Govorestat is a central nervous system-penetrant aldose reductase inhibitor (ARI) developed to treat galactosemia.
However, in April 2023, a Phase III trial (ACTION-Galactosemia Kid) failed to meet its primary endpoint, raising concerns about the drug’s approval.
In March 2024, the FDA extended the review period by three months.
Applied Therapeutics stated that it plans to meet with the FDA to discuss resubmission or appeal options.
On December 17, the FDA rejected AstraZeneca’s application for full approval of Andexxa.
Andexxa is a reversal agent for Factor Xa inhibitors, conditionally approved by the FDA in 2018 for treating acute bleeding complications from apixaban and rivaroxaban.
The CRL cited a major safety concern: data showed that Andexxa treatment doubled the incidence of thrombotic-related deaths compared to standard therapy.
Despite this, AstraZeneca stated that Andexxa will remain on the U.S. market while the company works with the FDA to collect further safety and efficacy data.
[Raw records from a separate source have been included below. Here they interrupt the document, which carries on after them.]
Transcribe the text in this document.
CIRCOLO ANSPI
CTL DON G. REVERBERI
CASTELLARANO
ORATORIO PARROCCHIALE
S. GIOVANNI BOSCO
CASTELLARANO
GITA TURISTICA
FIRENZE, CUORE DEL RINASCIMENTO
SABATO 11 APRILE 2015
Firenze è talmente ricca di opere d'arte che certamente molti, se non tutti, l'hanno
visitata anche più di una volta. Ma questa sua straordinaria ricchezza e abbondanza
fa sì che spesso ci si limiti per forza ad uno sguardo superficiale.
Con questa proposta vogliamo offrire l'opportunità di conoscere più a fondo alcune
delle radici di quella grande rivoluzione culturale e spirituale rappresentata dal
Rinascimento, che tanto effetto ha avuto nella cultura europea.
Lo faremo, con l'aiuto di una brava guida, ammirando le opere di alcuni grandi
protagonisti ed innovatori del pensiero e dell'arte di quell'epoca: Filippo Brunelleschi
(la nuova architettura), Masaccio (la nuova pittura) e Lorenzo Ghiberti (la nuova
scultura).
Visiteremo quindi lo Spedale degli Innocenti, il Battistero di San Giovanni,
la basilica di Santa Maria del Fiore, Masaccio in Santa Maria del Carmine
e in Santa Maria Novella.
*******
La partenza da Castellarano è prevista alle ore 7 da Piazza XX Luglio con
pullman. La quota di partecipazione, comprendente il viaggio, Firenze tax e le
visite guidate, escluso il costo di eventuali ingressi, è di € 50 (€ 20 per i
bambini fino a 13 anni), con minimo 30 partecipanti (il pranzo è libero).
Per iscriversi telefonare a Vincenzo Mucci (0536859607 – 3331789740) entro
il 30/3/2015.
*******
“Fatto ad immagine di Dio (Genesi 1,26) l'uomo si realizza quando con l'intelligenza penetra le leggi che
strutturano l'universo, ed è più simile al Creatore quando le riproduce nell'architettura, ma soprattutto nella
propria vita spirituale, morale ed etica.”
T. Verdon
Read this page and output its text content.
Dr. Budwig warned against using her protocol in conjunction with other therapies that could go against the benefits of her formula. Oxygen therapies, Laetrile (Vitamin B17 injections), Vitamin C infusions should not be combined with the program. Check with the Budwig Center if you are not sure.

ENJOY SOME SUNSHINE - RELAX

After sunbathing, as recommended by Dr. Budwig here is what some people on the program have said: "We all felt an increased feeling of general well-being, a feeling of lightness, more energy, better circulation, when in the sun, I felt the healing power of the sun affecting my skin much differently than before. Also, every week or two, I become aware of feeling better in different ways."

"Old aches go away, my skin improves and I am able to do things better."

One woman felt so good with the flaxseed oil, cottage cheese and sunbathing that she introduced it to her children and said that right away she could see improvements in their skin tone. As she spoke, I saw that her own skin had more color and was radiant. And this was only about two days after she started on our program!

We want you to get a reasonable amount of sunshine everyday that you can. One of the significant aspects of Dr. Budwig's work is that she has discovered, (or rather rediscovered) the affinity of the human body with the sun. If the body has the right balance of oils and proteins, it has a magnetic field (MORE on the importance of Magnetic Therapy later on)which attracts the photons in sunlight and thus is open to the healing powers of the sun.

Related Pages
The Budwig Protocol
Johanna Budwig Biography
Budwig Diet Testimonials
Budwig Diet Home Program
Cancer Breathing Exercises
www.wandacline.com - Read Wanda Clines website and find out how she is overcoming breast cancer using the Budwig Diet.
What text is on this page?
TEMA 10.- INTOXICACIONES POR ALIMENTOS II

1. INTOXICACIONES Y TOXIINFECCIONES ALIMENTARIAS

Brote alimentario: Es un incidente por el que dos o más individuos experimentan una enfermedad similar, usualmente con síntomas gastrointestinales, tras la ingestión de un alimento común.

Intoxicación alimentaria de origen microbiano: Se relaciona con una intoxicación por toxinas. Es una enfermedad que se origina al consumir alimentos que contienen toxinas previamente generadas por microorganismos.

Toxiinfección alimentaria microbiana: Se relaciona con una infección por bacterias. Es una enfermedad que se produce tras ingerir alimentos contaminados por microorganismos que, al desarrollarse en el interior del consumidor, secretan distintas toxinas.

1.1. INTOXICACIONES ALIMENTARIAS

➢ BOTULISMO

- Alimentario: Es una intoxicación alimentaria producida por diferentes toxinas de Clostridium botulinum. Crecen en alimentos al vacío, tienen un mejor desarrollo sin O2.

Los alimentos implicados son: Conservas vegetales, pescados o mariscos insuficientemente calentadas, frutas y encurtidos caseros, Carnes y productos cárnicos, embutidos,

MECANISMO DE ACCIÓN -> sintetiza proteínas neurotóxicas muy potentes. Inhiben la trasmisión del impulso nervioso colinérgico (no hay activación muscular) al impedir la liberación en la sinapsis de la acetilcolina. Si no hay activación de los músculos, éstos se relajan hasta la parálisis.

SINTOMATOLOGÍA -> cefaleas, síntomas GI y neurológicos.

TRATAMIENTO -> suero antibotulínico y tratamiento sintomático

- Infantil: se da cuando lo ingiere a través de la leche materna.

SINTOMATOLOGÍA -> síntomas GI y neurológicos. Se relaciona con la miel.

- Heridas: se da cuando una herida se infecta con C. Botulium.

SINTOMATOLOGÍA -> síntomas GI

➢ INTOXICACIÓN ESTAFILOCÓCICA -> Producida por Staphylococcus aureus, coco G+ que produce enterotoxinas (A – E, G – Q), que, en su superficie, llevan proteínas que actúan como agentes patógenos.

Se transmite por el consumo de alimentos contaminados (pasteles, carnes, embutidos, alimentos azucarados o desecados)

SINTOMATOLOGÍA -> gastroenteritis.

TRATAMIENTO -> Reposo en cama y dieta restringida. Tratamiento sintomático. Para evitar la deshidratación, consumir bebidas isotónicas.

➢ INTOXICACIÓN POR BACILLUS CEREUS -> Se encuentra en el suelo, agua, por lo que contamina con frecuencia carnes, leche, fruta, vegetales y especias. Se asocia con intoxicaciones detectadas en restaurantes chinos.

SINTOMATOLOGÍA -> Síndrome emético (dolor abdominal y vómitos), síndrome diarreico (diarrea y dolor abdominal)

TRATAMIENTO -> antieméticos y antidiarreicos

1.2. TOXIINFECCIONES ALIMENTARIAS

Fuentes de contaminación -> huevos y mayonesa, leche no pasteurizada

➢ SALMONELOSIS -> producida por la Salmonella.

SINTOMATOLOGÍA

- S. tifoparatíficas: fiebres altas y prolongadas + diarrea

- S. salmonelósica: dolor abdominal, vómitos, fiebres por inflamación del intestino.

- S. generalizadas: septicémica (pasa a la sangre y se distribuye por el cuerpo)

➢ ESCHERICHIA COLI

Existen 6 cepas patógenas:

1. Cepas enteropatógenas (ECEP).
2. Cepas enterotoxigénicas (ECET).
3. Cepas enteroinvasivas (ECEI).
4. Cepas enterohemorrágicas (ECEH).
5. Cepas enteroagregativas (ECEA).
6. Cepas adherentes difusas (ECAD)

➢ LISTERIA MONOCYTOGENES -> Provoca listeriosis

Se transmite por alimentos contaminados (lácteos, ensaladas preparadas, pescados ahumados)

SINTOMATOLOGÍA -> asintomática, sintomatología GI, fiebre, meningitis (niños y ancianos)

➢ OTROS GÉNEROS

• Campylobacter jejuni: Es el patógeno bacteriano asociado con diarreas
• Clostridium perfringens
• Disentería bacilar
On December 16, Johnson & Johnson received an FDA CRL for the subcutaneous (SC) version of Amivantamab for EGFR-mutant non-small cell lung cancer (NSCLC).
The CRL was related to observations made during a pre-approval inspection of the manufacturing facility and was not related to the formulation, efficacy, or safety data submitted in the application.
The intravenous version, RYBREVANT, remains unaffected.
In August 2024, the FDA had granted priority review to the SC formulation for NSCLC with EGFR exon 19 deletions or L858R substitutions.
On December 19, Zealand Pharma received an FDA CRL for its long-acting GLP-2 agonist Glepaglutide for short bowel syndrome (SBS).
The FDA concluded that existing clinical evidence was insufficient for approval and requested an additional clinical trial to provide more safety and efficacy data.